Monday, November 16, 2009

Spiritual Destiny in the Vedic Tradition

"The path to love is never about externals... the path to love isn't a choice, for all of us must find out who we are. This is our spiritual destiny." --The Path to Love by Deepak Chopra

Socially "all of us must find a partner, marry and raise a family," writes Chopra in his book, The Path to Love. "But this social pattern isn't a path because it isn't automatically spiritual... A spiritual path has only one reason to exist: it shows the Way for the soul to grow. As it grows, more spiritual truth is revealed, more of the soul's promise is redeemed." People today, he notes are often filled with self doubts, doubts about others in their lives; like restless consumers, they adopt a shopping mentality, rather than a sense of free choice and self determination, they carry about mental check-lists of pluses and minuses.

However says Chopra, when you find the Way, you find your love; you find your heart. "However good or bad you feel about your relationship right now, the person you are with is the right person because he or she is a mirror of whom you feel to be inside to this moment. So when we struggle with others, in this view, we are in fact struggling with ourselves. As the French proverb says, "Qui accuse, s'accuse," or "He who accuses, accuses himself." Often we think that when we find that person, they will clear it up for us, they will either give or take something we do not already possess. However, when you do find love, inevitably, you find yourself.

"Therefore the path to love isn't a choice, for all of us must find out who we are. This is our spiritual destiny. Doubts reflect the ego which drives away from the path; love reflects God, eternal, divine essence." Ultimately the promise of faith is that you will travel the Way without any promises or guarantees, walking in the light of truth or Veda, beyond anything which your mind knows in this, or any other moment. 

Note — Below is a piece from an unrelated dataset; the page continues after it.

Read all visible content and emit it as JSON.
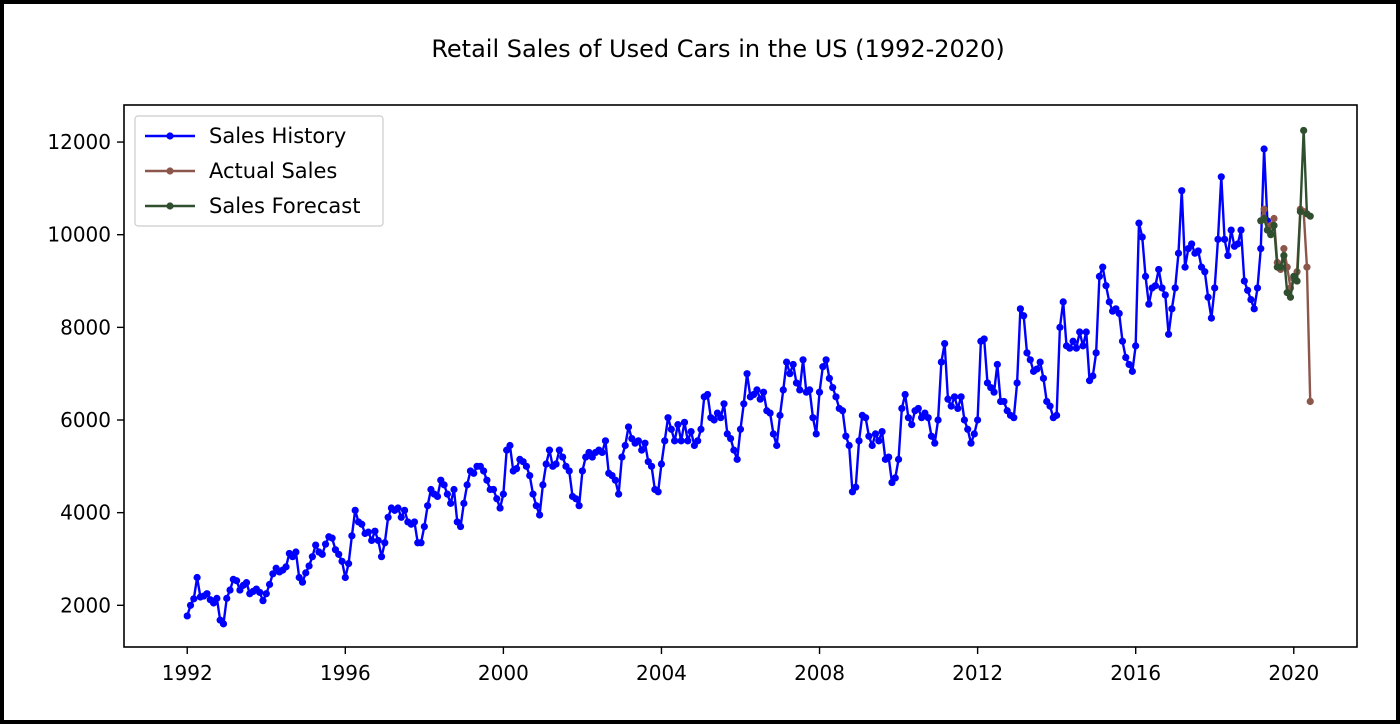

Falling in love, once on the path, on the Way, you find yourself at the beginning of Love's eternal journey to the One, to wholeness, to sacredness. Learning to accept the present moment as it is, a growing acceptance and surrender to those moments arises, and a key to a spiritual relationship is realized. "The true need of the spirit is always to grow." As you grow, Chopra writes, "you exchange false, shallow feelings for deep , true emotions, and thus trust, compassion and devotion and service become realities" in your life. Your thoughts change; your changes and growth lead to the need for action; in a marriage, there is no faltering, because such a relationship is sacred, based on the Way of the divine. Such relationships are also innocent, because innocence thrives in environments which devotion, love and service to others is your primary motive.

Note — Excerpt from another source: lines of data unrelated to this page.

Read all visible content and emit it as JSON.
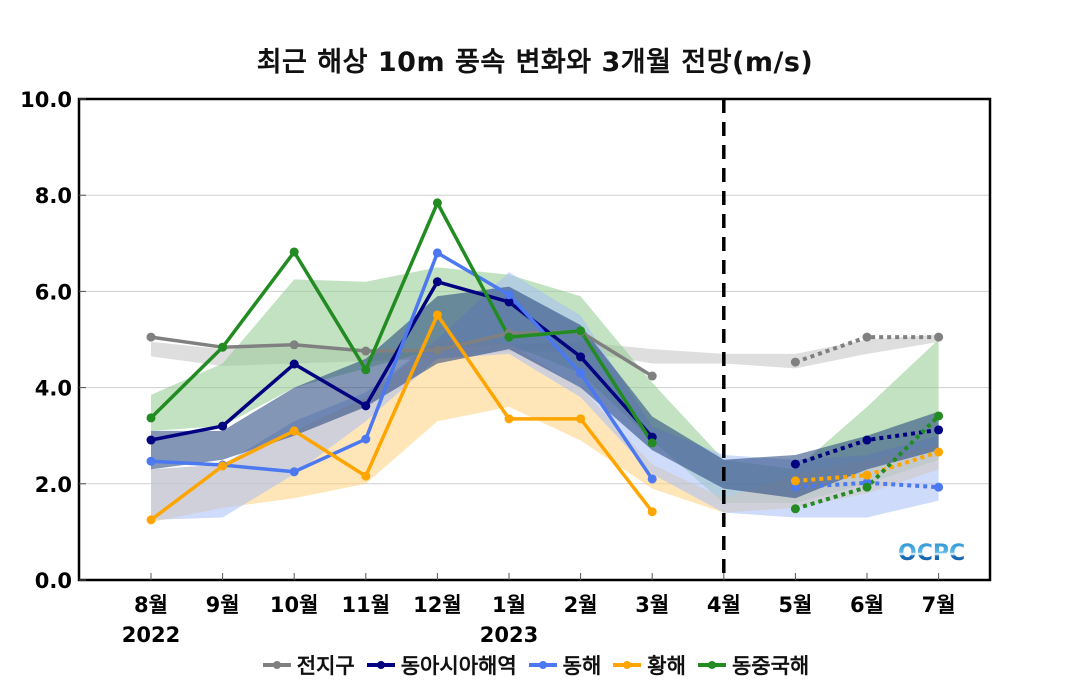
{
  "chart_data": {
    "type": "line",
    "title": "최근 해상 10m 풍속 변화와 3개월 전망(m/s)",
    "xlabel": "",
    "ylabel": "",
    "ylim": [
      0,
      10
    ],
    "yticks": [
      "0.0",
      "2.0",
      "4.0",
      "6.0",
      "8.0",
      "10.0"
    ],
    "grid": true,
    "categories": [
      "8월",
      "9월",
      "10월",
      "11월",
      "12월",
      "1월",
      "2월",
      "3월",
      "4월",
      "5월",
      "6월",
      "7월"
    ],
    "year_labels": [
      {
        "category": "8월",
        "text": "2022"
      },
      {
        "category": "1월",
        "text": "2023"
      }
    ],
    "forecast_divider_at": "4월",
    "legend_position": "bottom",
    "series": [
      {
        "name": "전지구",
        "color": "#808080",
        "band_color": "#d3d3d3",
        "observed": [
          5.05,
          4.84,
          4.89,
          4.76,
          4.78,
          5.13,
          5.16,
          4.24,
          null,
          null,
          null,
          null
        ],
        "forecast": [
          null,
          null,
          null,
          null,
          null,
          null,
          null,
          null,
          null,
          4.53,
          5.05,
          5.05
        ],
        "band_lower": [
          4.65,
          4.45,
          4.5,
          4.55,
          4.6,
          4.75,
          4.75,
          4.5,
          4.5,
          4.4,
          4.7,
          4.95
        ],
        "band_upper": [
          4.95,
          4.8,
          4.85,
          4.75,
          4.8,
          4.9,
          4.95,
          4.8,
          4.7,
          4.7,
          5.0,
          5.1
        ]
      },
      {
        "name": "동아시아해역",
        "color": "#000080",
        "band_color": "#1f3f7a",
        "observed": [
          2.91,
          3.2,
          4.49,
          3.62,
          6.2,
          5.78,
          4.64,
          2.97,
          null,
          null,
          null,
          null
        ],
        "forecast": [
          null,
          null,
          null,
          null,
          null,
          null,
          null,
          null,
          null,
          2.41,
          2.91,
          3.12
        ],
        "band_lower": [
          2.3,
          2.5,
          3.0,
          3.6,
          4.5,
          4.8,
          4.0,
          2.7,
          1.9,
          1.7,
          2.3,
          2.7
        ],
        "band_upper": [
          3.1,
          3.1,
          4.0,
          4.6,
          5.9,
          6.1,
          5.3,
          3.4,
          2.5,
          2.6,
          3.0,
          3.5
        ]
      },
      {
        "name": "동해",
        "color": "#4c78f0",
        "band_color": "#a8bdf5",
        "observed": [
          2.47,
          2.39,
          2.25,
          2.93,
          6.8,
          5.93,
          4.3,
          2.1,
          null,
          null,
          null,
          null
        ],
        "forecast": [
          null,
          null,
          null,
          null,
          null,
          null,
          null,
          null,
          null,
          1.93,
          2.02,
          1.93
        ],
        "band_lower": [
          1.25,
          1.3,
          2.2,
          3.3,
          4.6,
          4.7,
          3.8,
          2.2,
          1.4,
          1.3,
          1.3,
          1.65
        ],
        "band_upper": [
          2.3,
          2.4,
          3.3,
          3.9,
          5.0,
          6.4,
          5.5,
          3.2,
          2.6,
          2.5,
          2.6,
          3.0
        ]
      },
      {
        "name": "황해",
        "color": "#ffa500",
        "band_color": "#ffd27f",
        "observed": [
          1.25,
          2.37,
          3.1,
          2.16,
          5.51,
          3.35,
          3.35,
          1.42,
          null,
          null,
          null,
          null
        ],
        "forecast": [
          null,
          null,
          null,
          null,
          null,
          null,
          null,
          null,
          null,
          2.06,
          2.18,
          2.66
        ],
        "band_lower": [
          1.2,
          1.5,
          1.7,
          2.0,
          3.3,
          3.6,
          2.9,
          1.9,
          1.4,
          1.5,
          1.8,
          2.3
        ],
        "band_upper": [
          2.3,
          2.4,
          3.1,
          3.8,
          5.0,
          4.9,
          4.0,
          2.4,
          1.7,
          2.2,
          2.5,
          2.8
        ]
      },
      {
        "name": "동중국해",
        "color": "#228b22",
        "band_color": "#8fca8f",
        "observed": [
          3.37,
          4.84,
          6.82,
          4.37,
          7.84,
          5.05,
          5.18,
          2.85,
          null,
          null,
          null,
          null
        ],
        "forecast": [
          null,
          null,
          null,
          null,
          null,
          null,
          null,
          null,
          null,
          1.48,
          1.93,
          3.41
        ],
        "band_lower": [
          3.1,
          3.2,
          4.0,
          4.4,
          4.8,
          4.9,
          4.3,
          2.9,
          1.6,
          1.6,
          2.0,
          2.5
        ],
        "band_upper": [
          3.85,
          4.5,
          6.25,
          6.2,
          6.5,
          6.35,
          5.9,
          4.1,
          2.5,
          2.3,
          3.6,
          5.0
        ]
      }
    ]
  },
  "logo": {
    "text": "OCPC"
  }
}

Thus as followers of the Way, travellers on the path, the Beloved, the divine beloved, may be the one whom we meet in our life, or it may be internal, the one who is in their soul, their image of God, reflected onto them. As a vision or a call the awareness of the beloved, through surrender to that which is greatest, blossoms into love for the One. "All relationships are simply, ultimately a relationship with God." What does your relationship look like? What does your soul desire to be?